Friday, June 19, 2009

Sarod master Ali Akbar Khan (1922-2009)


Times of India

Sarod maestro dies at 88
20 Jun 2009, 0447 hrs IST, Namita Devidayal, TNN


NEW DELHI: Ustad Ali Akbar Khan once said that music is the only thing that you can share with a million people and you don't lose, you gain. After sharing his music all over the world, the sarod maestro died in San Francisco on Friday morning, following a prolonged kidney ailment.

He was 88. He is survived by his wife Mary, 11 children, and an extraordinary musical legacy that includes the Ali Akbar College of Music in San Rafael, California.

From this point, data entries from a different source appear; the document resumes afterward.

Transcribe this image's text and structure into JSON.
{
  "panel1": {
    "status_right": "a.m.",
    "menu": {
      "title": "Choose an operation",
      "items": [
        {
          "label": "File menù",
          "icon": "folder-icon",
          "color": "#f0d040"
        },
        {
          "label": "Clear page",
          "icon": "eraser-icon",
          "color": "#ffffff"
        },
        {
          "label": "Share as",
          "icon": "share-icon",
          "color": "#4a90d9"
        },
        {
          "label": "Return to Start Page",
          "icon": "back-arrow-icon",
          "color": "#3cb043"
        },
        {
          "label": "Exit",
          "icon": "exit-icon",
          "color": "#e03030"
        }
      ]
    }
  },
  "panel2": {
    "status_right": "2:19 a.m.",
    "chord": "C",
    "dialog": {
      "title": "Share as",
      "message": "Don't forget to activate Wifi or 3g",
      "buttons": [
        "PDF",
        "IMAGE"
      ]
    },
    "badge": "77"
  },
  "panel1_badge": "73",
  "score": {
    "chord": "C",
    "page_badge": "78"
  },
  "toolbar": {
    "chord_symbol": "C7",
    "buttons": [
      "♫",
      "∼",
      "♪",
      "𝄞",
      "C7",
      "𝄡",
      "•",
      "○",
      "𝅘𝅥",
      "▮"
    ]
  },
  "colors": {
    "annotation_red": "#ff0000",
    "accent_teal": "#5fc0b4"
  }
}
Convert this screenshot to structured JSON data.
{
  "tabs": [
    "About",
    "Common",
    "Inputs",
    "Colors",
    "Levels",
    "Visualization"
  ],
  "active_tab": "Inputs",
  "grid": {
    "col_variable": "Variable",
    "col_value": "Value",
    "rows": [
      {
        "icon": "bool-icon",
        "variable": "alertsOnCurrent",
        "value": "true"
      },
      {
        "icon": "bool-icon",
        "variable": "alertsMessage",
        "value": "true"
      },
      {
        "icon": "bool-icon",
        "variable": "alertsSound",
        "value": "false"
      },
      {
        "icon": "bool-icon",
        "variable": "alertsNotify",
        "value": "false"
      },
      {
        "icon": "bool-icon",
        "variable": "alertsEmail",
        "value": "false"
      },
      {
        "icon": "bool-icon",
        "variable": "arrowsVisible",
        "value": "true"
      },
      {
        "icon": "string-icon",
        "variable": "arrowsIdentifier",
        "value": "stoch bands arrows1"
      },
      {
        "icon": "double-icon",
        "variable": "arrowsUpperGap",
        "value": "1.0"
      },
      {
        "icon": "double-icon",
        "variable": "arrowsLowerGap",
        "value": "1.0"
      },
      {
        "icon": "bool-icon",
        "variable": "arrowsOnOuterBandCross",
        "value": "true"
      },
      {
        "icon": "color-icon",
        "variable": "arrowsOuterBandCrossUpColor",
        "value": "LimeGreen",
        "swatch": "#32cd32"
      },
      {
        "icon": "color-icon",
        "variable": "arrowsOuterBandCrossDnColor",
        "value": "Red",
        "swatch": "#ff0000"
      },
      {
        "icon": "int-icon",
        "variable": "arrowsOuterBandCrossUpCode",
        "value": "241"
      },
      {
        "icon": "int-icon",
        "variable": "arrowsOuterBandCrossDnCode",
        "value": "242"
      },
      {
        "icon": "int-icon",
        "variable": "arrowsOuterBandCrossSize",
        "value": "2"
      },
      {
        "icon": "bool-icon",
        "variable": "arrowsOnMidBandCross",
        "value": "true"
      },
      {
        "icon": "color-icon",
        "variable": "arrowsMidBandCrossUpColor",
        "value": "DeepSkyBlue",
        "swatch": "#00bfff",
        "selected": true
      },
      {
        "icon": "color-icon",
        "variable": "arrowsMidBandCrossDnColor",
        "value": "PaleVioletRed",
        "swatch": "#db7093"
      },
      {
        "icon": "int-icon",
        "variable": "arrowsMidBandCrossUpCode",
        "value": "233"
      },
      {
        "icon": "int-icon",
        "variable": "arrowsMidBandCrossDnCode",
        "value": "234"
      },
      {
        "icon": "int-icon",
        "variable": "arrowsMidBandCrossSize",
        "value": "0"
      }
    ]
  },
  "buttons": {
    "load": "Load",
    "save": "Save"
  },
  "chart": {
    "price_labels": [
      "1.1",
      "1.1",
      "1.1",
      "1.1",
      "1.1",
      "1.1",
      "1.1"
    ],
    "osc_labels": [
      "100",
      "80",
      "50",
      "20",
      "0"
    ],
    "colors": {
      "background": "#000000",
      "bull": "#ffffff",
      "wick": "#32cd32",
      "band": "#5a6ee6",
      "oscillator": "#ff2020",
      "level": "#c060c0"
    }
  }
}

Ali Akbar Khan was born in 1922 in East Bengal (Bangladesh) and, like so many children born into musical families, learned how to play various instruments before he could spell. His father, Baba Allauddin Khan, was one of the great names of Hindustani music. "For us, as a family, music is like food. When you need it you don't have to explain why, because it is basic to life," Ali Akbar Khan had said.

In his early twenties, he made his first recording in Lucknow for HMV. He then became the court musician for the Maharaja of Jodhpur where he worked for seven years.

In 1955, on the request of violin master Yehudi Menuhin, Ali Akbar Khan first visited the US and performed at the Museum of Modern Art in New York City. By the sixties, the West was clamouring for more and he pushed India on the world music map, with a little help from his friend Pandit Ravi Shankar (who was earlier married to Khansahib's sister, Annapurna Devi).

Responding to a wave of interest in the West, he began teaching and living in the US and, in 1967, founded the Ali Akbar College of Music in California, where he had been teaching since, along with tabla stalwart Ustad Zakir Hussain. Khansahib also opened a branch of his college in Basel, Switzerland, run by his disciple Ken Zuckerman, where he taught when on his world tours. Speaking from London, Ustad Zakir Hussain said, "He was one of the greatest musicians ever, a musician's musician.